Friday, August 27, 2010

Windows 95 turns 15



Technology News : Windows 95 turns 15, Windows 95, which was separate from the company's business-oriented Windows NT product, added a number of features over its predecessors including better network support, the ability to send faxes (yes, there was a time when that was a big deal) along with basic audio recording, audio playback, and video playback tools.Windows 95 turns 15, Features now thought of as core parts of Windows, such as the start menu and taskbar, also made their debut with Windows 95. Plus, it just looked a whole lot better graphically and was far more stable than past consumer versions of Windows.

Internet Explorer debuted around the same time, but was sold separately as part of Microsoft's Plus Pack for Windows 95. It was eventually bundled in directly with the operating system in an update to Windows 95 released the following year.
By the time Windows 95 turns 15 was finally ushered off the market in 2001, it had become a fixture on computer desktops around the world.

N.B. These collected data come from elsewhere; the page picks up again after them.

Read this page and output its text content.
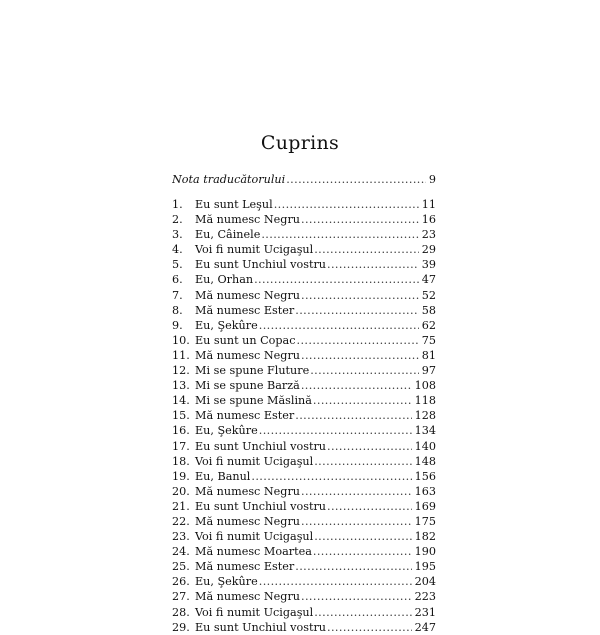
Cuprins
Nota traducătorului .....	9
1.	Eu sunt Leşul .....	11
2.	Mă numesc Negru .....	16
3.	Eu, Câinele .....	23
4.	Voi fi numit Ucigaşul .....	29
5.	Eu sunt Unchiul vostru .....	39
6.	Eu, Orhan .....	47
7.	Mă numesc Negru .....	52
8.	Mă numesc Ester .....	58
9.	Eu, Şekûre .....	62
10. Eu sunt un Copac .....	75
11. Mă numesc Negru .....	81
12. Mi se spune Fluture .....	97
13. Mi se spune Barză .....	108
14. Mi se spune Măslină .....	118
15. Mă numesc Ester .....	128
16. Eu, Şekûre .....	134
17. Eu sunt Unchiul vostru .....	140
18. Voi fi numit Ucigaşul .....	148
19. Eu, Banul .....	156
20. Mă numesc Negru .....	163
21. Eu sunt Unchiul vostru .....	169
22. Mă numesc Negru .....	175
23. Voi fi numit Ucigaşul .....	182
24. Mă numesc Moartea .....	190
25. Mă numesc Ester .....	195
26. Eu, Şekûre .....	204
27. Mă numesc Negru .....	223
28. Voi fi numit Ucigaşul .....	231
29. Eu sunt Unchiul vostru .....	247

"If you look at Windows 95, it was a quantum leap in difference in technological capability and stability," Gartner analyst Neil MacDonald said at that time.
A decade and a half after Windows 95 turns 15 hit the market, though, one question looms large for Windows? Are all its best days in the past?

Clearly it was a different time and Microsoft might be hard pressed to capture that kind of consumer attention no matter what it did. But, never mind the long lines, will Microsoft be able to continue to sell Windows at the price and volume it has?

It's one of the most important questions facing Microsoft as a company. While the company has expanded far beyond its Windows roots, Windows and Office remain the engine driving the vast majority of the company's profits even as it looks to cell phones, search, and online services to augment its mainstay businesses.
At the moment, the Windows business is doing quite well, with Windows 7 selling at an impressive clip. Indeed Windows 7 is selling far faster than Windows 95 did in its early days, though that's as much a testament to how large the PC market is as anything else.
Windows 95 turns 15The longer-term question is whether Windows can outpace what I call the generic Web experience. In the coming years, smartbooks, tablets, cell phones, Netbooks and shapes we probably haven't thought of will all be capable of delivering the Web, which is for many people their main use of a PC.
For Windows to be as relevant on Windows 95's 20th anniversary as it is today, the company will have had to manage to evolve the operating system significantly Windows 95 turns 15.